Conclusion: The 2017 McDonald diagnostic criteria for MS might allow the diagnosis of MS in pediatric patients older than 12 years even after the first clinical event. The long-term follow-up of these patients might help to identify possible caveats and mimics of MS in the pediatric group.

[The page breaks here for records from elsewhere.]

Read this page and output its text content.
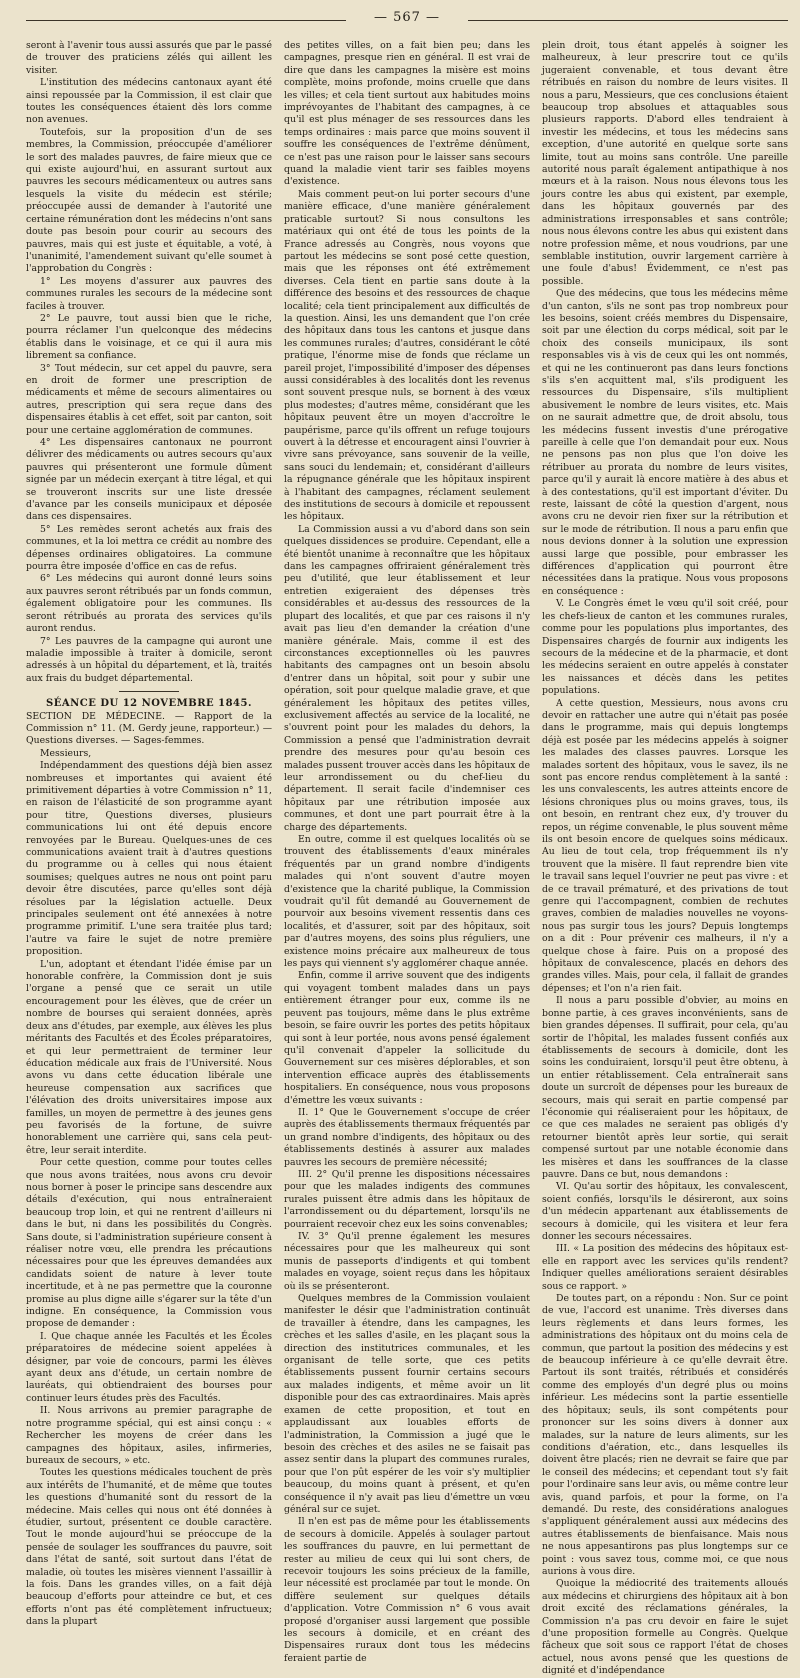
— 567 —

seront à l'avenir tous aussi assurés que par le passé de trouver des praticiens zélés qui aillent les visiter.

L'institution des médecins cantonaux ayant été ainsi repoussée par la Commission, il est clair que toutes les conséquences étaient dès lors comme non avenues.

Toutefois, sur la proposition d'un de ses membres, la Commission, préoccupée d'améliorer le sort des malades pauvres, de faire mieux que ce qui existe aujourd'hui, en assurant surtout aux pauvres les secours médicamenteux ou autres sans lesquels la visite du médecin est stérile; préoccupée aussi de demander à l'autorité une certaine rémunération dont les médecins n'ont sans doute pas besoin pour courir au secours des pauvres, mais qui est juste et équitable, a voté, à l'unanimité, l'amendement suivant qu'elle soumet à l'approbation du Congrès :

1° Les moyens d'assurer aux pauvres des communes rurales les secours de la médecine sont faciles à trouver.

2° Le pauvre, tout aussi bien que le riche, pourra réclamer l'un quelconque des médecins établis dans le voisinage, et ce qui il aura mis librement sa confiance.

3° Tout médecin, sur cet appel du pauvre, sera en droit de former une prescription de médicaments et même de secours alimentaires ou autres, prescription qui sera reçue dans des dispensaires établis à cet effet, soit par canton, soit pour une certaine agglomération de communes.

4° Les dispensaires cantonaux ne pourront délivrer des médicaments ou autres secours qu'aux pauvres qui présenteront une formule dûment signée par un médecin exerçant à titre légal, et qui se trouveront inscrits sur une liste dressée d'avance par les conseils municipaux et déposée dans ces dispensaires.

5° Les remèdes seront achetés aux frais des communes, et la loi mettra ce crédit au nombre des dépenses ordinaires obligatoires. La commune pourra être imposée d'office en cas de refus.

6° Les médecins qui auront donné leurs soins aux pauvres seront rétribués par un fonds commun, également obligatoire pour les communes. Ils seront rétribués au prorata des services qu'ils auront rendus.

7° Les pauvres de la campagne qui auront une maladie impossible à traiter à domicile, seront adressés à un hôpital du département, et là, traités aux frais du budget départemental.

SÉANCE DU 12 NOVEMBRE 1845.

SECTION DE MÉDECINE. — Rapport de la Commission n° 11. (M. Gerdy jeune, rapporteur.) — Questions diverses. — Sages-femmes.

Messieurs,

Indépendamment des questions déjà bien assez nombreuses et importantes qui avaient été primitivement départies à votre Commission n° 11, en raison de l'élasticité de son programme ayant pour titre, Questions diverses, plusieurs communications lui ont été depuis encore renvoyées par le Bureau. Quelques-unes de ces communications avaient trait à d'autres questions du programme ou à celles qui nous étaient soumises; quelques autres ne nous ont point paru devoir être discutées, parce qu'elles sont déjà résolues par la législation actuelle. Deux principales seulement ont été annexées à notre programme primitif. L'une sera traitée plus tard; l'autre va faire le sujet de notre première proposition.

L'un, adoptant et étendant l'idée émise par un honorable confrère, la Commission dont je suis l'organe a pensé que ce serait un utile encouragement pour les élèves, que de créer un nombre de bourses qui seraient données, après deux ans d'études, par exemple, aux élèves les plus méritants des Facultés et des Écoles préparatoires, et qui leur permettraient de terminer leur éducation médicale aux frais de l'Université. Nous avons vu dans cette éducation libérale une heureuse compensation aux sacrifices que l'élévation des droits universitaires impose aux familles, un moyen de permettre à des jeunes gens peu favorisés de la fortune, de suivre honorablement une carrière qui, sans cela peut-être, leur serait interdite.

Pour cette question, comme pour toutes celles que nous avons traitées, nous avons cru devoir nous borner à poser le principe sans descendre aux détails d'exécution, qui nous entraîneraient beaucoup trop loin, et qui ne rentrent d'ailleurs ni dans le but, ni dans les possibilités du Congrès. Sans doute, si l'administration supérieure consent à réaliser notre vœu, elle prendra les précautions nécessaires pour que les épreuves demandées aux candidats soient de nature à lever toute incertitude, et à ne pas permettre que la couronne promise au plus digne aille s'égarer sur la tête d'un indigne. En conséquence, la Commission vous propose de demander :

I. Que chaque année les Facultés et les Écoles préparatoires de médecine soient appelées à désigner, par voie de concours, parmi les élèves ayant deux ans d'étude, un certain nombre de lauréats, qui obtiendraient des bourses pour continuer leurs études près des Facultés.

II. Nous arrivons au premier paragraphe de notre programme spécial, qui est ainsi conçu : « Rechercher les moyens de créer dans les campagnes des hôpitaux, asiles, infirmeries, bureaux de secours, » etc.

Toutes les questions médicales touchent de près aux intérêts de l'humanité, et de même que toutes les questions d'humanité sont du ressort de la médecine. Mais celles qui nous ont été données à étudier, surtout, présentent ce double caractère. Tout le monde aujourd'hui se préoccupe de la pensée de soulager les souffrances du pauvre, soit dans l'état de santé, soit surtout dans l'état de maladie, où toutes les misères viennent l'assaillir à la fois. Dans les grandes villes, on a fait déjà beaucoup d'efforts pour atteindre ce but, et ces efforts n'ont pas été complètement infructueux; dans la plupart

des petites villes, on a fait bien peu; dans les campagnes, presque rien en général. Il est vrai de dire que dans les campagnes la misère est moins complète, moins profonde, moins cruelle que dans les villes; et cela tient surtout aux habitudes moins imprévoyantes de l'habitant des campagnes, à ce qu'il est plus ménager de ses ressources dans les temps ordinaires : mais parce que moins souvent il souffre les conséquences de l'extrême dénûment, ce n'est pas une raison pour le laisser sans secours quand la maladie vient tarir ses faibles moyens d'existence.

Mais comment peut-on lui porter secours d'une manière efficace, d'une manière généralement praticable surtout? Si nous consultons les matériaux qui ont été de tous les points de la France adressés au Congrès, nous voyons que partout les médecins se sont posé cette question, mais que les réponses ont été extrêmement diverses. Cela tient en partie sans doute à la différence des besoins et des ressources de chaque localité; cela tient principalement aux difficultés de la question. Ainsi, les uns demandent que l'on crée des hôpitaux dans tous les cantons et jusque dans les communes rurales; d'autres, considérant le côté pratique, l'énorme mise de fonds que réclame un pareil projet, l'impossibilité d'imposer des dépenses aussi considérables à des localités dont les revenus sont souvent presque nuls, se bornent à des vœux plus modestes; d'autres même, considérant que les hôpitaux peuvent être un moyen d'accroître le paupérisme, parce qu'ils offrent un refuge toujours ouvert à la détresse et encouragent ainsi l'ouvrier à vivre sans prévoyance, sans souvenir de la veille, sans souci du lendemain; et, considérant d'ailleurs la répugnance générale que les hôpitaux inspirent à l'habitant des campagnes, réclament seulement des institutions de secours à domicile et repoussent les hôpitaux.

La Commission aussi a vu d'abord dans son sein quelques dissidences se produire. Cependant, elle a été bientôt unanime à reconnaître que les hôpitaux dans les campagnes offriraient généralement très peu d'utilité, que leur établissement et leur entretien exigeraient des dépenses très considérables et au-dessus des ressources de la plupart des localités, et que par ces raisons il n'y avait pas lieu d'en demander la création d'une manière générale. Mais, comme il est des circonstances exceptionnelles où les pauvres habitants des campagnes ont un besoin absolu d'entrer dans un hôpital, soit pour y subir une opération, soit pour quelque maladie grave, et que généralement les hôpitaux des petites villes, exclusivement affectés au service de la localité, ne s'ouvrent point pour les malades du dehors, la Commission a pensé que l'administration devrait prendre des mesures pour qu'au besoin ces malades pussent trouver accès dans les hôpitaux de leur arrondissement ou du chef-lieu du département. Il serait facile d'indemniser ces hôpitaux par une rétribution imposée aux communes, et dont une part pourrait être à la charge des départements.

En outre, comme il est quelques localités où se trouvent des établissements d'eaux minérales fréquentés par un grand nombre d'indigents malades qui n'ont souvent d'autre moyen d'existence que la charité publique, la Commission voudrait qu'il fût demandé au Gouvernement de pourvoir aux besoins vivement ressentis dans ces localités, et d'assurer, soit par des hôpitaux, soit par d'autres moyens, des soins plus réguliers, une existence moins précaire aux malheureux de tous les pays qui viennent s'y agglomérer chaque année.

Enfin, comme il arrive souvent que des indigents qui voyagent tombent malades dans un pays entièrement étranger pour eux, comme ils ne peuvent pas toujours, même dans le plus extrême besoin, se faire ouvrir les portes des petits hôpitaux qui sont à leur portée, nous avons pensé également qu'il convenait d'appeler la sollicitude du Gouvernement sur ces misères déplorables, et son intervention efficace auprès des établissements hospitaliers. En conséquence, nous vous proposons d'émettre les vœux suivants :

II. 1° Que le Gouvernement s'occupe de créer auprès des établissements thermaux fréquentés par un grand nombre d'indigents, des hôpitaux ou des établissements destinés à assurer aux malades pauvres les secours de première nécessité;

III. 2° Qu'il prenne les dispositions nécessaires pour que les malades indigents des communes rurales puissent être admis dans les hôpitaux de l'arrondissement ou du département, lorsqu'ils ne pourraient recevoir chez eux les soins convenables;

IV. 3° Qu'il prenne également les mesures nécessaires pour que les malheureux qui sont munis de passeports d'indigents et qui tombent malades en voyage, soient reçus dans les hôpitaux où ils se présenteront.

Quelques membres de la Commission voulaient manifester le désir que l'administration continuât de travailler à étendre, dans les campagnes, les crèches et les salles d'asile, en les plaçant sous la direction des institutrices communales, et les organisant de telle sorte, que ces petits établissements pussent fournir certains secours aux malades indigents, et même avoir un lit disponible pour des cas extraordinaires. Mais après examen de cette proposition, et tout en applaudissant aux louables efforts de l'administration, la Commission a jugé que le besoin des crèches et des asiles ne se faisait pas assez sentir dans la plupart des communes rurales, pour que l'on pût espérer de les voir s'y multiplier beaucoup, du moins quant à présent, et qu'en conséquence il n'y avait pas lieu d'émettre un vœu général sur ce sujet.

Il n'en est pas de même pour les établissements de secours à domicile. Appelés à soulager partout les souffrances du pauvre, en lui permettant de rester au milieu de ceux qui lui sont chers, de recevoir toujours les soins précieux de la famille, leur nécessité est proclamée par tout le monde. On diffère seulement sur quelques détails d'application. Votre Commission n° 6 vous avait proposé d'organiser aussi largement que possible les secours à domicile, et en créant des Dispensaires ruraux dont tous les médecins feraient partie de

plein droit, tous étant appelés à soigner les malheureux, à leur prescrire tout ce qu'ils jugeraient convenable, et tous devant être rétribués en raison du nombre de leurs visites. Il nous a paru, Messieurs, que ces conclusions étaient beaucoup trop absolues et attaquables sous plusieurs rapports. D'abord elles tendraient à investir les médecins, et tous les médecins sans exception, d'une autorité en quelque sorte sans limite, tout au moins sans contrôle. Une pareille autorité nous paraît également antipathique à nos mœurs et à la raison. Nous nous élevons tous les jours contre les abus qui existent, par exemple, dans les hôpitaux gouvernés par des administrations irresponsables et sans contrôle; nous nous élevons contre les abus qui existent dans notre profession même, et nous voudrions, par une semblable institution, ouvrir largement carrière à une foule d'abus! Évidemment, ce n'est pas possible.

Que des médecins, que tous les médecins même d'un canton, s'ils ne sont pas trop nombreux pour les besoins, soient créés membres du Dispensaire, soit par une élection du corps médical, soit par le choix des conseils municipaux, ils sont responsables vis à vis de ceux qui les ont nommés, et qui ne les continueront pas dans leurs fonctions s'ils s'en acquittent mal, s'ils prodiguent les ressources du Dispensaire, s'ils multiplient abusivement le nombre de leurs visites, etc. Mais on ne saurait admettre que, de droit absolu, tous les médecins fussent investis d'une prérogative pareille à celle que l'on demandait pour eux. Nous ne pensons pas non plus que l'on doive les rétribuer au prorata du nombre de leurs visites, parce qu'il y aurait là encore matière à des abus et à des contestations, qu'il est important d'éviter. Du reste, laissant de côté la question d'argent, nous avons cru ne devoir rien fixer sur la rétribution et sur le mode de rétribution. Il nous a paru enfin que nous devions donner à la solution une expression aussi large que possible, pour embrasser les différences d'application qui pourront être nécessitées dans la pratique. Nous vous proposons en conséquence :

V. Le Congrès émet le vœu qu'il soit créé, pour les chefs-lieux de canton et les communes rurales, comme pour les populations plus importantes, des Dispensaires chargés de fournir aux indigents les secours de la médecine et de la pharmacie, et dont les médecins seraient en outre appelés à constater les naissances et décès dans les petites populations.

A cette question, Messieurs, nous avons cru devoir en rattacher une autre qui n'était pas posée dans le programme, mais qui depuis longtemps déjà est posée par les médecins appelés à soigner les malades des classes pauvres. Lorsque les malades sortent des hôpitaux, vous le savez, ils ne sont pas encore rendus complètement à la santé : les uns convalescents, les autres atteints encore de lésions chroniques plus ou moins graves, tous, ils ont besoin, en rentrant chez eux, d'y trouver du repos, un régime convenable, le plus souvent même ils ont besoin encore de quelques soins médicaux. Au lieu de tout cela, trop fréquemment ils n'y trouvent que la misère. Il faut reprendre bien vite le travail sans lequel l'ouvrier ne peut pas vivre : et de ce travail prématuré, et des privations de tout genre qui l'accompagnent, combien de rechutes graves, combien de maladies nouvelles ne voyons-nous pas surgir tous les jours? Depuis longtemps on a dit : Pour prévenir ces malheurs, il n'y a quelque chose à faire. Puis on a proposé des hôpitaux de convalescence, placés en dehors des grandes villes. Mais, pour cela, il fallait de grandes dépenses; et l'on n'a rien fait.

Il nous a paru possible d'obvier, au moins en bonne partie, à ces graves inconvénients, sans de bien grandes dépenses. Il suffirait, pour cela, qu'au sortir de l'hôpital, les malades fussent confiés aux établissements de secours à domicile, dont les soins les conduiraient, lorsqu'il peut être obtenu, à un entier rétablissement. Cela entraînerait sans doute un surcroît de dépenses pour les bureaux de secours, mais qui serait en partie compensé par l'économie qui réaliseraient pour les hôpitaux, de ce que ces malades ne seraient pas obligés d'y retourner bientôt après leur sortie, qui serait compensé surtout par une notable économie dans les misères et dans les souffrances de la classe pauvre. Dans ce but, nous demandons :

VI. Qu'au sortir des hôpitaux, les convalescent, soient confiés, lorsqu'ils le désireront, aux soins d'un médecin appartenant aux établissements de secours à domicile, qui les visitera et leur fera donner les secours nécessaires.

III. « La position des médecins des hôpitaux est-elle en rapport avec les services qu'ils rendent? Indiquer quelles améliorations seraient désirables sous ce rapport. »

De toutes part, on a répondu : Non. Sur ce point de vue, l'accord est unanime. Très diverses dans leurs règlements et dans leurs formes, les administrations des hôpitaux ont du moins cela de commun, que partout la position des médecins y est de beaucoup inférieure à ce qu'elle devrait être. Partout ils sont traités, rétribués et considérés comme des employés d'un degré plus ou moins inférieur. Les médecins sont la partie essentielle des hôpitaux; seuls, ils sont compétents pour prononcer sur les soins divers à donner aux malades, sur la nature de leurs aliments, sur les conditions d'aération, etc., dans lesquelles ils doivent être placés; rien ne devrait se faire que par le conseil des médecins; et cependant tout s'y fait pour l'ordinaire sans leur avis, ou même contre leur avis, quand parfois, et pour la forme, on l'a demandé. Du reste, des considérations analogues s'appliquent généralement aussi aux médecins des autres établissements de bienfaisance. Mais nous ne nous appesantirons pas plus longtemps sur ce point : vous savez tous, comme moi, ce que nous aurions à vous dire.

Quoique la médiocrité des traitements alloués aux médecins et chirurgiens des hôpitaux ait à bon droit excité des réclamations générales, la Commission n'a pas cru devoir en faire le sujet d'une proposition formelle au Congrès. Quelque fâcheux que soit sous ce rapport l'état de choses actuel, nous avons pensé que les questions de dignité et d'indépendance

Disclosure: EMOCEMP study has received support from TEVA, FAPERGS, CNPq/Brazil. Bruna Klein da Costa receives scolarship from CNPq/Brazil and received travel grant from Merck. Rafael Canoni Sommer has nothing to disclose. Ricardo Zalewsky has nothing to disclose. Jefferson Becker has received reimbursement for developing educational presentations, educational and research grants, consultations fees and travel stipends from Bayer, Biogen, Ipsen, Merck, Novartis, Roche, Sanofi, Teva. Renata Barbosa Paolilo has received travel grant from Biogen and Roche. José Albino da Paz has nothing to disclose. Dagoberto Callegaro: Research support from CAPES/Brasil (CSF-PAJT88887.091277/2014-00). Fernanda Silveira de Quadros has notjing to disclose. Marlise de Castro Ribeiro has nothing to disclose. Hanaie Cavalli has nothing to disclose. Henry Koiti Sato received grants and consulting fees from Bayer, Biogen, Merck-Serono, TEVA, Sanofi, Genzyme, Roche, Novartis. Douglas K. Sato has received a Grants-in-Aid for Scientific Research from the Japan Society for the Promotion of Science (KAKENHI 15K19472); research support from CNPq/Brasil (425331/2016-4), TEVA (research grant for EMOCEMP Investigator Initiated Study - NCT no. 61080516.4.1001.5336), and Euroimmun AG (Neuroimmunological Complications associated with Arboviruses); and speaker honoraria from Biogen, Novartis, Genzyme, TEVA, Merck-Serono, Roche, Bayer and is an advisory board member of Shire, Roche, TEVA, Merck-Serono and Quest/Athena Diagnostics.